Investigate the sign of #f'(x)# on the interval #[0,pi/2]#

#f'(x) = 4sin^3x cosx -4cos^3xsinx#

#f'# is defined for all #x# and we need to find its zeros.

#f'(x) = 4sinxcosx(sin^2x-cos^2x) = 0#

A product is zero if and only if one of its factors is zero.

Obviously, #4# cannot be #0#

#sinx = 0# at #x=0# #" "# (Remember we have a restricted domain.)

#cosx = 0# at #x=pi/2#

#sin^2x-cos^2x = 0# at #x = pi/4# #" "# (See note below.)

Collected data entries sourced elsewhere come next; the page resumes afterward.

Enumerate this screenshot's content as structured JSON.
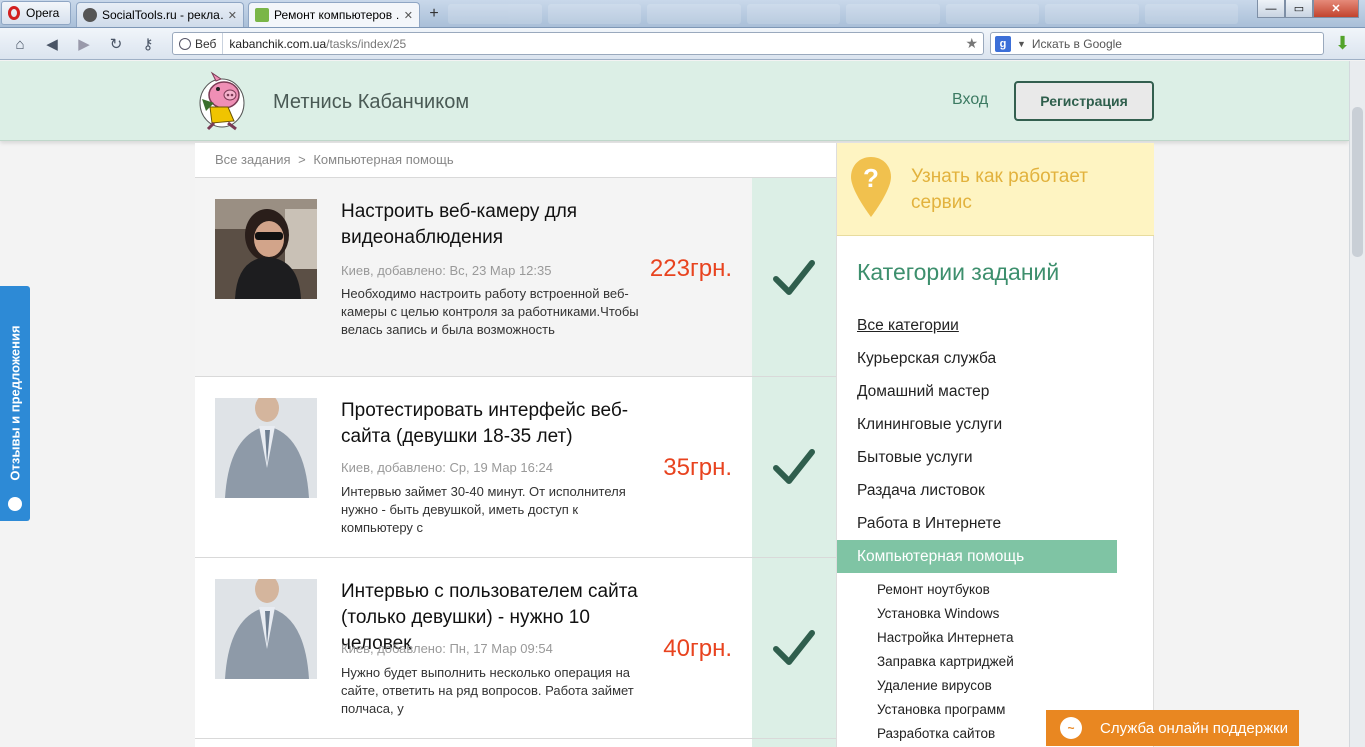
{
  "browser": {
    "opera_label": "Opera",
    "tabs": [
      {
        "title": "SocialTools.ru - рекла…",
        "fav_color": "#555555"
      },
      {
        "title": "Ремонт компьютеров …",
        "fav_color": "#7ab648"
      }
    ],
    "new_tab": "+",
    "address": {
      "web_label": "Веб",
      "domain": "kabanchik.com.ua",
      "path": "/tasks/index/25"
    },
    "search_placeholder": "Искать в Google",
    "google_letter": "g",
    "window_controls": {
      "minimize": "—",
      "maximize": "▭",
      "close": "✕"
    }
  },
  "header": {
    "logo_text": "Метнись Кабанчиком",
    "login": "Вход",
    "register": "Регистрация"
  },
  "feedback_tab": "Отзывы и предложения",
  "breadcrumb": {
    "root": "Все задания",
    "separator": ">",
    "current": "Компьютерная помощь"
  },
  "tasks": [
    {
      "title": "Настроить веб-камеру для видеонаблюдения",
      "meta": "Киев, добавлено: Вс, 23 Мар 12:35",
      "description": "Необходимо настроить работу встроенной веб-камеры с целью контроля за работниками.Чтобы велась запись и была возможность",
      "price": "223грн."
    },
    {
      "title": "Протестировать интерфейс веб-сайта (девушки 18-35 лет)",
      "meta": "Киев, добавлено: Ср, 19 Мар 16:24",
      "description": "Интервью займет 30-40 минут. От исполнителя нужно - быть девушкой, иметь доступ к компьютеру с",
      "price": "35грн."
    },
    {
      "title": "Интервью с пользователем сайта (только девушки) - нужно 10 человек",
      "meta": "Киев, добавлено: Пн, 17 Мар 09:54",
      "description": "Нужно будет выполнить несколько операция на сайте, ответить на ряд вопросов. Работа займет полчаса, у",
      "price": "40грн."
    }
  ],
  "sidebar": {
    "how_it_works": "Узнать как работает сервис",
    "categories_heading": "Категории заданий",
    "categories": [
      "Все категории",
      "Курьерская служба",
      "Домашний мастер",
      "Клининговые услуги",
      "Бытовые услуги",
      "Раздача листовок",
      "Работа в Интернете",
      "Компьютерная помощь"
    ],
    "subcategories": [
      "Ремонт ноутбуков",
      "Установка Windows",
      "Настройка Интернета",
      "Заправка картриджей",
      "Удаление вирусов",
      "Установка программ",
      "Разработка сайтов"
    ]
  },
  "support_button": "Служба онлайн поддержки",
  "colors": {
    "accent_green": "#3d8f6d",
    "header_bg": "#dcefe6",
    "price_red": "#e8431f",
    "active_category": "#7fc4a4",
    "support_orange": "#e98721",
    "feedback_blue": "#2d8ad6"
  }
}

In #[0,pi/4]# test #f'(pi/6)# to see that #f'# is negative, so #f# is decreasing.

In #[pi/4,pi/2]# test #f'(pi/3)# to see that #f'# is positive, so #f# is increasing.

Note

Here are three ways to solve #sin^2x-cos^2x = 0#

Use the double angle formula for cosine

#sin^2x-cos^2x = -(cos^2x-sin^2x) = -cos(2x) = 0# at #2x = pi/2+2pik# and at #x=(3pi)/2+2pik#. The only solution with #x# in #[0,pi/2]# is #x=pi/4#

Factor first

#(sinx+cosx)(sinx-cosx) = 0#

#sinx+cosx = 0# has no solutions in the first quadrant.

#sinx-cosx=0# iff #sinx = cosx#, so #x = pi/4#.

Divide first

#sin^2x = cos^2x# iff #sin^2x/(cos^2x) = 1# which requires #tanx = +-1#. In the first quadrant the only solution is #x = pi/4#.